Не нравится, как от проклятой близости сердце начинает бить чаще, точно у какой-то дворовой девки. Не нравится, как от рваного вдоха напротив по коже ходят мурашки. Как опускается глубоко вниз жгучее желание взять то, что по праву принадлежит.
Локи знакома похоть. Когда нет никакого желания ждать, а есть только животная потребность сношаться. Локи знакомо возбуждение, крайнее и свирепое, когда в руках по клинку, а горячая вражья кровь льется рекой, омывая предплечья по локти, лицо и шею. Когда в висках стучит, перед глазами плывет, а о ребра треклятый орган бьется галопом.
Здесь и сейчас, рядом с Сигюн, Локи не знает чего хочет больше: взять ее аль разорвать. Чтобы больше никогда подобного не испытывать. Он не умеет подавлять свои желания. Между «отдавать» или «брать» он всегда выбирает второе.

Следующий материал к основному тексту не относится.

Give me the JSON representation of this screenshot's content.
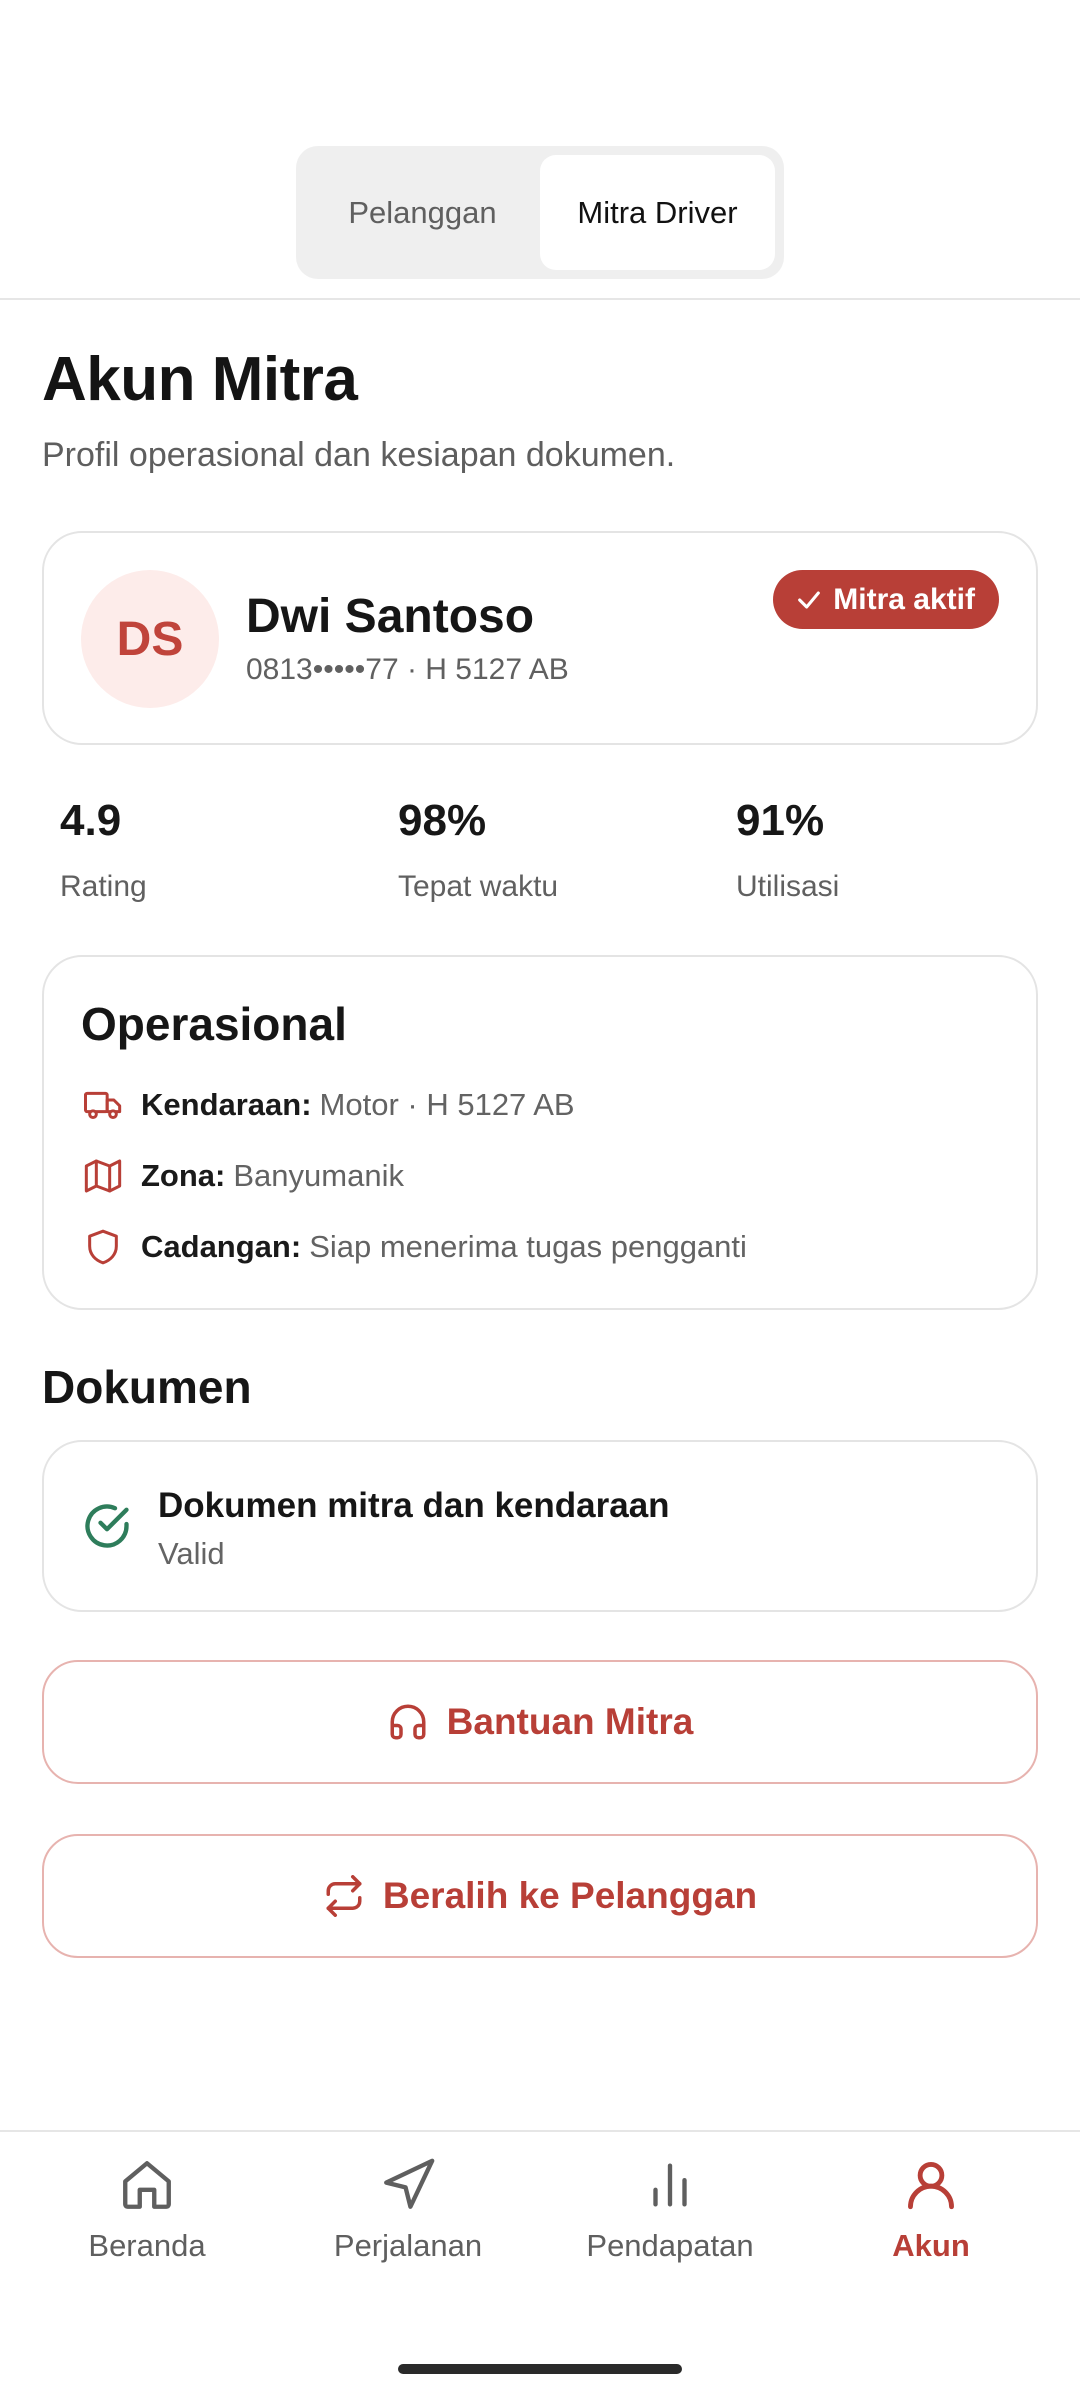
{
  "role_switch": {
    "options": [
      {
        "label": "Pelanggan",
        "active": false
      },
      {
        "label": "Mitra Driver",
        "active": true
      }
    ]
  },
  "header": {
    "title": "Akun Mitra",
    "subtitle": "Profil operasional dan kesiapan dokumen."
  },
  "profile": {
    "initials": "DS",
    "name": "Dwi Santoso",
    "meta": "0813•••••77 · H 5127 AB",
    "status_badge": "Mitra aktif",
    "status_icon": "check-icon"
  },
  "stats": [
    {
      "value": "4.9",
      "label": "Rating"
    },
    {
      "value": "98%",
      "label": "Tepat waktu"
    },
    {
      "value": "91%",
      "label": "Utilisasi"
    }
  ],
  "operational": {
    "title": "Operasional",
    "rows": [
      {
        "icon": "truck-icon",
        "label": "Kendaraan:",
        "value": "Motor · H 5127 AB"
      },
      {
        "icon": "map-icon",
        "label": "Zona:",
        "value": "Banyumanik"
      },
      {
        "icon": "shield-icon",
        "label": "Cadangan:",
        "value": "Siap menerima tugas pengganti"
      }
    ]
  },
  "documents": {
    "section_title": "Dokumen",
    "items": [
      {
        "icon": "check-circle-icon",
        "title": "Dokumen mitra dan kendaraan",
        "status": "Valid"
      }
    ]
  },
  "actions": {
    "help_label": "Bantuan Mitra",
    "help_icon": "headphones-icon",
    "switch_label": "Beralih ke Pelanggan",
    "switch_icon": "repeat-icon"
  },
  "bottom_nav": {
    "items": [
      {
        "label": "Beranda",
        "icon": "home-icon",
        "active": false
      },
      {
        "label": "Perjalanan",
        "icon": "navigation-icon",
        "active": false
      },
      {
        "label": "Pendapatan",
        "icon": "bar-chart-icon",
        "active": false
      },
      {
        "label": "Akun",
        "icon": "user-icon",
        "active": true
      }
    ]
  },
  "colors": {
    "accent": "#b83f37",
    "avatar_bg": "#fdecea",
    "success": "#2e7d5b",
    "muted_text": "#606060"
  }
}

Локи кладет руку Сигюн на затылок и наклоняется. Низко, порывисто и стремительно, жадно ловя изумленный вздох. Почти касается губ, таких сладких, манящих, губительных, бередящих ум в течение последних нескольких лет.
Но Сигюн успевает выскользнуть из его рук каким-то неведомым чудом. Отпрыгивает, словно горная лань от голодного волка, уставившись точно такими же круглыми и ошарашенными глазами. В них страх и паника, пучок совершенно смешанных чувств, отчаянно сбивающих юную деву с толку. Сигюн все еще ощущает омерзительный привкус медовухи на своих губах. Привкус взрослости, похоти. И предательства.
Она пятится назад, дрожа как осиновый листок, леденея до кончиков пальцев под хмурым взглядом. Она не понимает.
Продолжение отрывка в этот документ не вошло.